"This book is a clarion call for African American preachers to think more deeply about the aims and ends of their preaching--namely to stop putting so much emphasis on celebratory endings to our sermons and focus more on the substantive content in our sermons. Our so-called celebratory preaching, designed to excite the congregation into action through a highly emotional closing of the sermon, has had the opposite effect. Rather than inducing action, it has lulled generations of black congregants to sleep. While we are jumping up and down, shouting, and waving our hands in the air every Sunday during the worship hour, we seem not to notice the growing number of churched and unchurched alike who are becoming powerfully alienated from any form of institutional religion."
--from the introduction
"Celebration" is a term that has long been used to describe African American preaching, characterized by content that affirms the goodness and powerful intervention of God as well as style that builds from quiet beginnings to an emotionally rich crescendo in conclusion.

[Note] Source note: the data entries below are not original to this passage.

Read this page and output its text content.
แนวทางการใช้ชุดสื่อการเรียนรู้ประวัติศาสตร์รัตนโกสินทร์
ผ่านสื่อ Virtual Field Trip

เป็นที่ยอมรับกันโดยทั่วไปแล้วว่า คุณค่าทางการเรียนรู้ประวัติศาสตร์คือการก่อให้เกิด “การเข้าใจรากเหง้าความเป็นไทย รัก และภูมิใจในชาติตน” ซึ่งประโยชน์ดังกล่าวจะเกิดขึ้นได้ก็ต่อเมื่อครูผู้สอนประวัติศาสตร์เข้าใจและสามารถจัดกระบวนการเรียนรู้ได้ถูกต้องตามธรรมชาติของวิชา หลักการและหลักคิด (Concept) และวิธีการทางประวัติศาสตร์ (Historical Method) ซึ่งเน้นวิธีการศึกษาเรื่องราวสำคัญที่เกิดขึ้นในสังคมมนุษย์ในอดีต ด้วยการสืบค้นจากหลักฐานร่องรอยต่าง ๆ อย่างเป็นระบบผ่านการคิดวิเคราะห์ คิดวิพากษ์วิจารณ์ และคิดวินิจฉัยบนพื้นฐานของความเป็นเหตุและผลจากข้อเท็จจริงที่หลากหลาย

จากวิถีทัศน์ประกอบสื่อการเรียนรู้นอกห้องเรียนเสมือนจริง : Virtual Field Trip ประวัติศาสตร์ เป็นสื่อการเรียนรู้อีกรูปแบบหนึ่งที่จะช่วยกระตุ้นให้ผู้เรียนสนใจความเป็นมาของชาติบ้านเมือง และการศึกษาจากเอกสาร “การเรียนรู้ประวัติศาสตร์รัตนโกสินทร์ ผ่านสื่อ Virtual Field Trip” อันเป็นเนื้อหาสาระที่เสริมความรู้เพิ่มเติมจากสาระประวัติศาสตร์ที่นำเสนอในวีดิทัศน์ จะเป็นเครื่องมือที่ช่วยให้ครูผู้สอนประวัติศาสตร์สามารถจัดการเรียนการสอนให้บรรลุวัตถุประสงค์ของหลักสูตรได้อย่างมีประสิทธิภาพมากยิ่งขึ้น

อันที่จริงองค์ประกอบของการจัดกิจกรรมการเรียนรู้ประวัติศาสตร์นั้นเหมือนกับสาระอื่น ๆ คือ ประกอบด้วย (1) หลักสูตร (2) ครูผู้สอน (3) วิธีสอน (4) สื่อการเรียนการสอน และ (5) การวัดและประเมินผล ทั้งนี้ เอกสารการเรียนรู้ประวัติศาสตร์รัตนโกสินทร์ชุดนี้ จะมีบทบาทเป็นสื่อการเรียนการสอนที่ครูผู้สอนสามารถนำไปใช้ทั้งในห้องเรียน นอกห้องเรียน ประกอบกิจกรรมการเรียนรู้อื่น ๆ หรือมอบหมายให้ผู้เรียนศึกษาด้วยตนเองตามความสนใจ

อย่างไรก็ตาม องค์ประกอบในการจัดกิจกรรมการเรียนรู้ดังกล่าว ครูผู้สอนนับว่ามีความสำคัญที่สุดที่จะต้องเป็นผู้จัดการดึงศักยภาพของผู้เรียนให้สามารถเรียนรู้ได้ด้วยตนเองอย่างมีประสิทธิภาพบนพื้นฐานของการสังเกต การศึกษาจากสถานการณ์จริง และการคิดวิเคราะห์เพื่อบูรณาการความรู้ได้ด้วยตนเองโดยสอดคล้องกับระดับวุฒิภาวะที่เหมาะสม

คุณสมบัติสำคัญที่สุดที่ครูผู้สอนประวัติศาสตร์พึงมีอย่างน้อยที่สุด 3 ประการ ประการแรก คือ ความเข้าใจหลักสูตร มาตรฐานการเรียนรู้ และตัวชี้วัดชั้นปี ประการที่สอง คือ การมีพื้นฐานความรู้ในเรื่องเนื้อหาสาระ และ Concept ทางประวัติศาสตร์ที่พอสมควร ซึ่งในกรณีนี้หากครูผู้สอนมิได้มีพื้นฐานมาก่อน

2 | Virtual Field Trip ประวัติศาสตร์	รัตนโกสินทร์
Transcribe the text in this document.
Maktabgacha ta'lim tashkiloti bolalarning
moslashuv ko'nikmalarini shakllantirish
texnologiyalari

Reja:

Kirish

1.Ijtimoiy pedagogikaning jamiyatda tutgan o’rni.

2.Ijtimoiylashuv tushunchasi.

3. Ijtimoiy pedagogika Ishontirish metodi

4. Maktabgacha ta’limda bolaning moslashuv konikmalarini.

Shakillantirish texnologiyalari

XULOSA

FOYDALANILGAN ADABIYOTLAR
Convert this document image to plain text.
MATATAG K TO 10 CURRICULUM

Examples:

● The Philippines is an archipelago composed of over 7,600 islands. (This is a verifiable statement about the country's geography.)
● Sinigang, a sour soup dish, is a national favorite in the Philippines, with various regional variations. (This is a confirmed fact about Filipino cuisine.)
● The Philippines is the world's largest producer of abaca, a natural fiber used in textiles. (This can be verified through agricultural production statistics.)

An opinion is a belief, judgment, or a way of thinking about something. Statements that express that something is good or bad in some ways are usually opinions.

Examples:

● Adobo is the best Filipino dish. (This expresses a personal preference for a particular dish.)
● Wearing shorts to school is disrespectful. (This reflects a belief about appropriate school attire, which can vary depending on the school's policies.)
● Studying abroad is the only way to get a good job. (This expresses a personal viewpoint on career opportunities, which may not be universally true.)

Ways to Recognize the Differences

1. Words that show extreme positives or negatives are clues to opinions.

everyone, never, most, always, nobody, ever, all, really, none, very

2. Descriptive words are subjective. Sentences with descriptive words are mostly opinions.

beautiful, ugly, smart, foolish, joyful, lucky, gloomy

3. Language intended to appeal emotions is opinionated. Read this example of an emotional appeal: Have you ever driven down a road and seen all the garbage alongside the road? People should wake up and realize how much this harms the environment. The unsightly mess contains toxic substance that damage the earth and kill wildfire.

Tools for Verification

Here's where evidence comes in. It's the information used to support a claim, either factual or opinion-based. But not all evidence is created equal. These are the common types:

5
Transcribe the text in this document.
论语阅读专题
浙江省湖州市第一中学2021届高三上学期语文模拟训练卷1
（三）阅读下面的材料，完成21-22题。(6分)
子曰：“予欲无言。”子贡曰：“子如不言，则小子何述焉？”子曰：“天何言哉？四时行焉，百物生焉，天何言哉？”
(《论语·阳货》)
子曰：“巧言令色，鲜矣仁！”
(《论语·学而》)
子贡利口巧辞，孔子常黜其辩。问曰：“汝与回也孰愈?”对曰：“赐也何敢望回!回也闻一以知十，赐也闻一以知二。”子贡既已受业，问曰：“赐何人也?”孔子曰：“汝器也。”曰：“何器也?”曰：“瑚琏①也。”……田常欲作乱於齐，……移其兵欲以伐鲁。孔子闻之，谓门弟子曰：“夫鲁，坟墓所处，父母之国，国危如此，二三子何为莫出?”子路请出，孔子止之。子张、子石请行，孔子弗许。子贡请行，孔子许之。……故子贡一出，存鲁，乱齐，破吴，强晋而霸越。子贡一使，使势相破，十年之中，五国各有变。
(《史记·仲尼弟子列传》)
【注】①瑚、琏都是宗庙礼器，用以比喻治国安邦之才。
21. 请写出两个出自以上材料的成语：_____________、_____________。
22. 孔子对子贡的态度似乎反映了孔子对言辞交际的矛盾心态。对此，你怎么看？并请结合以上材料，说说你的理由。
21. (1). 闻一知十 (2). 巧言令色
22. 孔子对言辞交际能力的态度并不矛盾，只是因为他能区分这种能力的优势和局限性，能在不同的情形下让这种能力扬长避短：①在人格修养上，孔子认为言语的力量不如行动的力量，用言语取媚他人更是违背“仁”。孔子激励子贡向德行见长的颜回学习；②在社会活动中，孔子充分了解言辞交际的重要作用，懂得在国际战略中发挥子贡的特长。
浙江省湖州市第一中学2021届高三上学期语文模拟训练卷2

Cleophus J. LaRue argues that while celebration is one of African American preaching's greatest gifts to the larger church, too many black preachers have become content with the form of celebration--volume, vocabulary, pitch, speed, rhythm, and the like--to the neglect of its essence--the proclamation of the mighty acts of God in the lives of their congregations and communities. This kind of preaching, LaRue contends, fails to address the ongoing problems of the African American community and is powerless to prevent the growing disaffection of black America with the black church. In words both prophetic and practical, LaRue suggests ways to improve black preaching that honor both the form and the power of the African American homiletical practice of celebration. Preachers will learn how to use celebration more selectively and as part of a fully formed preaching practice rather than as a means of distracting the congregation from pressing social and theological questions. The book includes six illustrative sermons from LaRue as well as Paschal Sampson Wilkinson Sr., Brian K. Blount, and Claudette Anderson Copeland.